Our successes to date in therapeutic cancer prevention have been based on repurposing drugs originally developed for other uses, i.e., endocrine agents used for breast cancer treatment, taking advantage of the fact that effects on the contralateral breast provide an opportunity to assess preventive effects. For aspirin, most of the trials were for cardiovascular disease prevention, and long-term follow-up provided clear evidence for an anti-cancer effect as well. Given the expense of running large prevention trials and developing new agents from scratch, it seems likely that future preventive agents will be identified from agents used for other indications and repurposed for cancer prevention. Programmes to actively explore opportunities to do this will be essential for expanding our portfolio of useful agents to prevent cancer. This is probably best achieved by mining general practice databases and large cohorts such as the UK Biobank. Promising agents include metformin, bisphosphonates, vitamin D and some dietary elements such as curcumin and sulforaphane.[49]

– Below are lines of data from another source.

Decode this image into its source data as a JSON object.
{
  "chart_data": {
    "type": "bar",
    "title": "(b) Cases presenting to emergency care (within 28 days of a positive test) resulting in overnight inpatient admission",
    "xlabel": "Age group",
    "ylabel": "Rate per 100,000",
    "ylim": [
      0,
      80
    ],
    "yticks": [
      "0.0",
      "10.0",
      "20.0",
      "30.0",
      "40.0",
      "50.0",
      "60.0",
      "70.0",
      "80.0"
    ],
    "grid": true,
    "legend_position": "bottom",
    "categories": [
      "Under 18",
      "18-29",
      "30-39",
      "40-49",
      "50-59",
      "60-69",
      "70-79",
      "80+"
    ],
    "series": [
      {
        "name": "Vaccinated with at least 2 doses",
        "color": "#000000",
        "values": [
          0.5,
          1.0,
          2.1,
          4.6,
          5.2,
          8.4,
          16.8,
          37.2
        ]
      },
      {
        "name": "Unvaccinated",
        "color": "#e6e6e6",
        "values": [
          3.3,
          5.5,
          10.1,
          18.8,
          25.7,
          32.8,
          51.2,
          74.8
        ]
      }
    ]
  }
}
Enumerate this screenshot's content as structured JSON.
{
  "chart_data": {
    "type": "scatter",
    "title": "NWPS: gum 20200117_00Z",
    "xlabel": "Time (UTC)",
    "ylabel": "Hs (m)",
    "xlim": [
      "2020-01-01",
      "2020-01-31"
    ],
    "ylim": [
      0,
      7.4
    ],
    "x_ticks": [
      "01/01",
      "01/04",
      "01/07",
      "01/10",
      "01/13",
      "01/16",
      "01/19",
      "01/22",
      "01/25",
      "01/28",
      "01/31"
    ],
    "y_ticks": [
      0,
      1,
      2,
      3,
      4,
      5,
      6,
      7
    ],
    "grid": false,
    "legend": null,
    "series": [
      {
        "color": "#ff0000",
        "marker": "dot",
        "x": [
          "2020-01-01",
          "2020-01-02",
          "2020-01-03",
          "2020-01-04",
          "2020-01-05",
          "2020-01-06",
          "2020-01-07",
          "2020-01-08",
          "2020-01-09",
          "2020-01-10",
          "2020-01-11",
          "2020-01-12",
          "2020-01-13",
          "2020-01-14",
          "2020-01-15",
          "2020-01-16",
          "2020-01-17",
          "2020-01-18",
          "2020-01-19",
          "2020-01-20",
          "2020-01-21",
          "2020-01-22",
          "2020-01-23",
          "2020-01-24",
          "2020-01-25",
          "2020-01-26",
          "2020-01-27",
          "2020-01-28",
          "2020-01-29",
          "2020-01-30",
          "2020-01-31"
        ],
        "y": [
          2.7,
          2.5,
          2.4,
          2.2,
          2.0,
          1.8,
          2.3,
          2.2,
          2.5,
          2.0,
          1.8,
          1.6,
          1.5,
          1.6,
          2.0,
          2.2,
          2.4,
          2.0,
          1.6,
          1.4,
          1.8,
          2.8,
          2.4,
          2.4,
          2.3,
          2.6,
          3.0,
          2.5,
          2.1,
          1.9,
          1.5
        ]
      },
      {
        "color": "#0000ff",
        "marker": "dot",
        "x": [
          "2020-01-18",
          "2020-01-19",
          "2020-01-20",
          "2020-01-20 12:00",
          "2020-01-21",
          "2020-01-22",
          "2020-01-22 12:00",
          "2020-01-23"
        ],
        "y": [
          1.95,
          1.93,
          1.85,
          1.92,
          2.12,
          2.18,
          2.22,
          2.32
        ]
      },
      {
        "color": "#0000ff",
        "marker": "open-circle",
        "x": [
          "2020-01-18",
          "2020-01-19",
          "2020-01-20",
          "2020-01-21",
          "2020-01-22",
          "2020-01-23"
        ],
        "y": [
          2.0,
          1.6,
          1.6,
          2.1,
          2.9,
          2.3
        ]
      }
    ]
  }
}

It is clear that a major obstacle in establishing the role of therapeutic cancer prevention is achieving wider acceptance by the profession and the general population. The cardiologists have been very successful in this respect; one aspect of their success has been to label risk factors such as high cholesterol or high blood pressure as diseases in their own right and thus worthy of treatment. Such factors are in short supply for cancer, and even in breast cancer, where risk assessment is the most developed, the only known marker is breast density (discussed above). We need to find ways to make preventive therapy more widely discussed and offered, and adding a prevention component to the breast cancer screening, and eventually other screening programmes, is one promising avenue. Aspirin has suffered from the fact that many authorities and societies that have made recommendations on preventive use reviewed it at a time before the benefits on cancer were known, and only  when considered for cardiovascular disease prevention alone, where the general population the risks associated with GI bleeding were similar to the benefits. This has changed dramatically with the discovery of a major effect on cancer incidence, which dominates any effect on cardiovascular disease, but sadly the older recommendations are still widely believed. One approach to establishing aspirin as a more widespread preventive agent would be to get NICE to review the evidence and hopefully make a recommendation for aspirin use in the general population.

Dr Sam Smith has made a major effort to understand the reluctance of general practitioners to recommend preventive therapy for cancer.[50] His surveys have indicated that GPs are prepared to continue to prescribe preventive medicine such as tamoxifen or aromatase inhibitors to women at high risk of breast cancer, provided therapy is initiated in specialist centres and then referred to the general practitioner for continued use. This work and continuing studies in this area are essential if we are to achieve a change of opinion in the medical profession, which is key to widespread acceptance.[50]